Simran Uppal, a British yoga teacher, writes that "good anti-racist pedagogy ... is always critical, rooted in care, solidarity, and co-creation." It is, he suggests, necessary to focus on the needs of the teacher and of the students; and about encouraging agency, the power to bring about change. In his view, it is not sufficient or appropriate to adopt a corporate-style diversity, equity, and inclusion framework: such things are, he argues, inevitably top-down, when what is required is a bottom-up approach based on what people need. Uppal therefore advocates solidarity, something that is "liberatory, collective, co-creative, and not paternalistic."

On the other hand, Uppal comments that "a non-South Asian yoga teacher" can have plenty to offer; indeed, the Hindutva-influenced idea of "yoga's pure, Indian-read-Hindu mythic history" is in his view severely problematic. Rather, white yoga teachers can consider how they can benefit "people of colour as much as ... anyone else"; and further, if they are struggling to earn enough to live on, with precarious employment, they can ask how they can work in solidarity with others who are struggling in the same way, and notice how most of those workers are likewise people of colour.
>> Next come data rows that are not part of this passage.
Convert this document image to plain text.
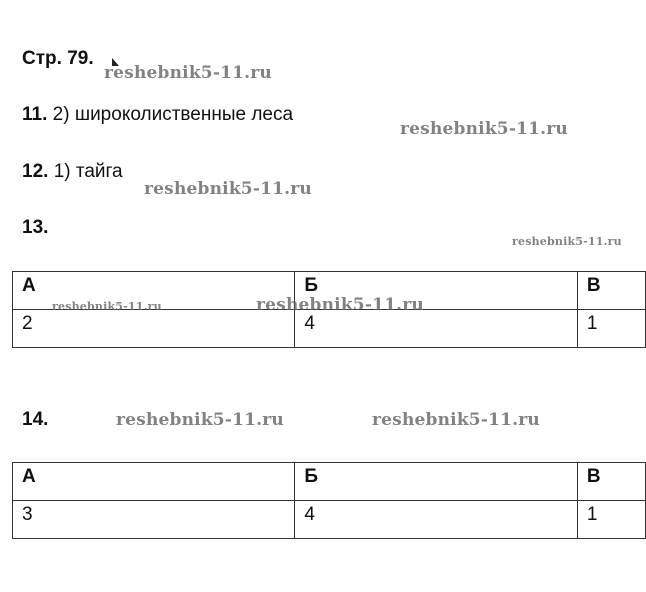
Стр. 79.
11. 2) широколиственные леса
12. 1) тайга
13.
А	Б	В
2	4	1
14.
А	Б	В
3	4	1
reshebnik5-11.ru
reshebnik5-11.ru
reshebnik5-11.ru
reshebnik5-11.ru
reshebnik5-11.ru	reshebnik5-11.ru
reshebnik5-11.ru	reshebnik5-11.ru
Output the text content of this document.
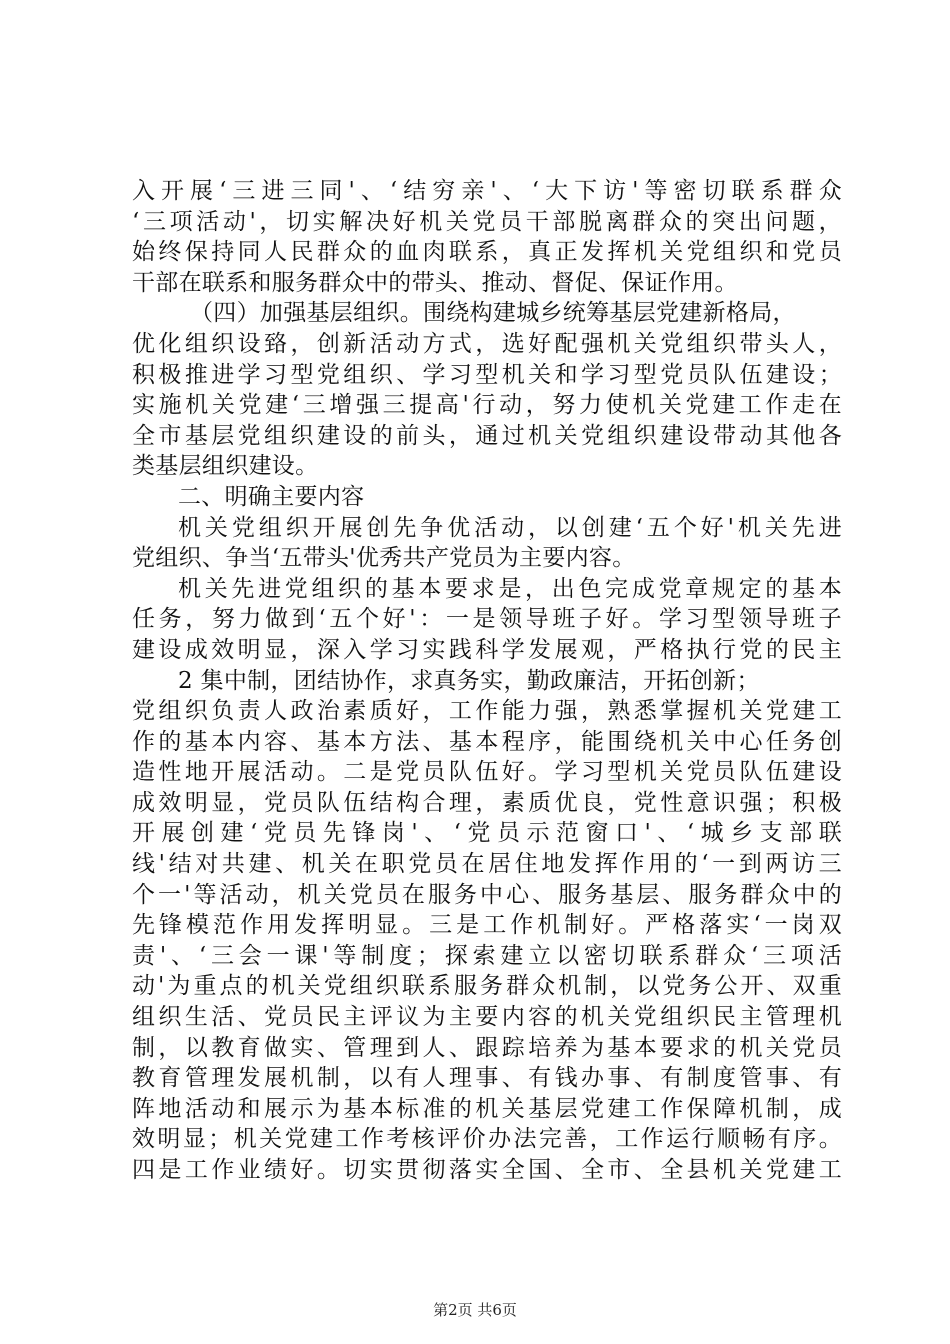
入开展‘三进三同'、‘结穷亲'、‘大下访'等密切联系群众
‘三项活动'，切实解决好机关党员干部脱离群众的突出问题，
始终保持同人民群众的血肉联系，真正发挥机关党组织和党员
干部在联系和服务群众中的带头、推动、督促、保证作用。
（四）加强基层组织。围绕构建城乡统筹基层党建新格局，
优化组织设臵，创新活动方式，选好配强机关党组织带头人，
积极推进学习型党组织、学习型机关和学习型党员队伍建设；
实施机关党建‘三增强三提高'行动，努力使机关党建工作走在
全市基层党组织建设的前头，通过机关党组织建设带动其他各
类基层组织建设。
二、明确主要内容
机关党组织开展创先争优活动，以创建‘五个好'机关先进
党组织、争当‘五带头'优秀共产党员为主要内容。
机关先进党组织的基本要求是，出色完成党章规定的基本
任务，努力做到‘五个好'：一是领导班子好。学习型领导班子
建设成效明显，深入学习实践科学发展观，严格执行党的民主
2 集中制，团结协作，求真务实，勤政廉洁，开拓创新；
党组织负责人政治素质好，工作能力强，熟悉掌握机关党建工
作的基本内容、基本方法、基本程序，能围绕机关中心任务创
造性地开展活动。二是党员队伍好。学习型机关党员队伍建设
成效明显，党员队伍结构合理，素质优良，党性意识强；积极
开展创建‘党员先锋岗'、‘党员示范窗口'、‘城乡支部联
线'结对共建、机关在职党员在居住地发挥作用的‘一到两访三
个一'等活动，机关党员在服务中心、服务基层、服务群众中的
先锋模范作用发挥明显。三是工作机制好。严格落实‘一岗双
责'、‘三会一课'等制度；探索建立以密切联系群众‘三项活
动'为重点的机关党组织联系服务群众机制，以党务公开、双重
组织生活、党员民主评议为主要内容的机关党组织民主管理机
制，以教育做实、管理到人、跟踪培养为基本要求的机关党员
教育管理发展机制，以有人理事、有钱办事、有制度管事、有
阵地活动和展示为基本标准的机关基层党建工作保障机制，成
效明显；机关党建工作考核评价办法完善，工作运行顺畅有序。
四是工作业绩好。切实贯彻落实全国、全市、全县机关党建工
第2页 共6页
The scholar and community organiser Farah Nousheen and the scholar Raquel González Madrigal write that "predominantly white yoga studios and meditation centers have been incapable of serving people of color." In response, they set up a 'sangha' for "brown and Black folks" to practise yoga and experience healing of "colonial, imperialist, capitalist, racial, gendered, and sexist traumas".

The white American author and yoga teacher Jardana Peacock writes that white yoga practitioners may feel that they are good people and have black friends, but that they are enmeshed in a racist system and need actively to promote anti-racist yoga. In her view, "Embodying antiracism as White people is both spiritual and ancestral work." She describes racism and oppression in terms of yoga philosophy as samskaras, patterns formed by experiences, that yoga can help to heal.